Data Critique


The Dataset

Canyon

Robert Rauschenberg, 1959

Self Playing Violin

Laurie Anderson, 1974

Indian Dancer: From an Ethnographic Museum

Hannah Höch, 1930


Overview

As background, the Museum of Modern Art (MoMA) was established in 1929 and has since collected over 200,000 works of art. To manage their substantial collection, the MoMA maintains a database that stores the artwork title, artist, date made, medium, dimensions, and date acquired by the museum. The dataset we are using for this research project is directly exported from this database.


The original sources of this data are from MoMA’s collection, pulling from the internal database, but also the curatorial history, as there is another set of data provided that details each artist, including name, nationality, gender, birth year, death year, Wiki QID, and Getty ULAN ID. Through this, we can infer that many of their sources originate from Wiki QID and Getty ULAN which is most likely to ensure accuracy through cross referencing.

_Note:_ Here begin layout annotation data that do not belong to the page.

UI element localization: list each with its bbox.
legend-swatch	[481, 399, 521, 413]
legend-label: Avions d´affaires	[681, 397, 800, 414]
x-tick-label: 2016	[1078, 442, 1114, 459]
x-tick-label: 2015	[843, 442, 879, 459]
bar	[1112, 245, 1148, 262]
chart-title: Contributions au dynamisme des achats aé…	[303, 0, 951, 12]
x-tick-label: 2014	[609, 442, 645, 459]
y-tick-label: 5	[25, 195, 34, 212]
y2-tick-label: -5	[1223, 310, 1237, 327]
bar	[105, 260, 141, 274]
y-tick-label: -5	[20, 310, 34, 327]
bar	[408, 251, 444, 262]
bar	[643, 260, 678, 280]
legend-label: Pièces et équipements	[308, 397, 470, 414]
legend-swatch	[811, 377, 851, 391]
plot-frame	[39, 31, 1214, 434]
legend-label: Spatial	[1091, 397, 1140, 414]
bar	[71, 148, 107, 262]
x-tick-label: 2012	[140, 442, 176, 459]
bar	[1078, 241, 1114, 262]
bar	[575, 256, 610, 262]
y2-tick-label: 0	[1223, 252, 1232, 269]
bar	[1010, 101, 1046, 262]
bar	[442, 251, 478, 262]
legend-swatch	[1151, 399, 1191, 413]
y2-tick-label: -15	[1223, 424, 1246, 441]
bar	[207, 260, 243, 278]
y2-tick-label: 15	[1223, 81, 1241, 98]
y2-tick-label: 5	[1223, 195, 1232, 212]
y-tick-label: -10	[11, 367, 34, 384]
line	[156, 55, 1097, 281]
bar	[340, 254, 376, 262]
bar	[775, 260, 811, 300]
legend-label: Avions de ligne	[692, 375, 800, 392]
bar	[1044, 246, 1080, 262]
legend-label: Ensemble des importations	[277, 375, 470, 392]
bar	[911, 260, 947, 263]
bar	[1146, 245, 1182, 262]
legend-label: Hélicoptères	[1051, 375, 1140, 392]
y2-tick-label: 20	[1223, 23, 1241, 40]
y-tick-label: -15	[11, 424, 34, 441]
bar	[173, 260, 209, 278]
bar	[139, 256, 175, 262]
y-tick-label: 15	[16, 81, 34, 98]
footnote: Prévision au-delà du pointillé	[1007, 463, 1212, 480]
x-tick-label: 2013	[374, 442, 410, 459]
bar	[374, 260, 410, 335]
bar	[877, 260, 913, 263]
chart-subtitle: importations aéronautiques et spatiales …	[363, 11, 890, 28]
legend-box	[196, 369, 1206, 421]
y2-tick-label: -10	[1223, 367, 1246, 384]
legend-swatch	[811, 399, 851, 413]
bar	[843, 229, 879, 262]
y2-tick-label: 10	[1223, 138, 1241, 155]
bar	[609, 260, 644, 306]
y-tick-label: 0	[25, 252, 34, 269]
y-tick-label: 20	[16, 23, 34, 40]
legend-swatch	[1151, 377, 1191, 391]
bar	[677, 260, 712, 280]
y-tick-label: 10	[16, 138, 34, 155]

Importantly, this dataset is created, funded, and maintained by MoMA itself as a part of its internal system for tracking and managing its collection. Every entry in the Artists and Artworks tables represents a piece that MoMA has officially chosen to collect, catalog, and preserve. As a result, this is not a neutral or crowdsourced dataset: it reflects the choices of a major cultural institution with its own history, values, and priorities. Institutions hold their own set of history, values, and priorities so this may be a form of bias in the database. Fields like accession numbers, acquisition dates, credit lines, and curator-approval flags reveal that the data is closely tied to MoMA’s legal ownership of works, its relationships with donors, and its internal cataloging practices. In this sense, the dataset doesn’t just document art; it also reflects MoMA’s power to decide which artists and artworks become part of the official record of modern art.


Limitations

Although the dataset contains a lot of structured information about artists and artworks, it leaves out many important forms of context. There is no information about artists’ socioeconomic background, race, class, education, or access to resources, even though these factors heavily influence who is able to produce and succeed in the art world. The dataset also does not explain why certain works were acquired. There is no record of debates, rejected pieces, or shifting institutional tastes. In addition, it lacks a history of exhibitions, critical interpretations, and any kind of narrative about the artworks themselves. The database includes mostly administrative facts. This means we can analyze patterns in MoMA’s collection, but not the cultural, political, or social struggles behind how that collection came to exist. These cultural, political, or social struggles must be researched in parallel to a data analysis to match patterns in the data with real world events and struggles.


Biases and Ontologies

The Museum of Modern Art’s (MoMA) dataset collection has been divided into a specific institutional ontology that categorizes based on accessioned artworks and the artists associated with them. This structure prioritizes the ownership, authorship, and clear classification of these artworks, which reflects the museum’s “authority” role as it can leave out various forms of artworks that are temporary or difficult to obtain like street art and community-based projects. It also emphasizes how museums have a certain quality to them that establishes what qualifies as modern or contemporary art. This dataset privileges artworks that are more convenient to catalogue, preserve, and classify, consequently marginalizing the others that resist commodification and permanence. If this data were to be our only source, it would leave out critical information and obscure marginalized communities and art histories, such as information about why certain artists and movements were excluded from the dataset and the social or political contexts behind these artworks that could add context. Alternative, marginalized forms of artistic expressions that exist outside of the boundaries of institutional, ownership based systems would be invisible, highlighting the museum’s authority to define artistic value and emphasizing museums’ dominant narrative over modern and contemporary art.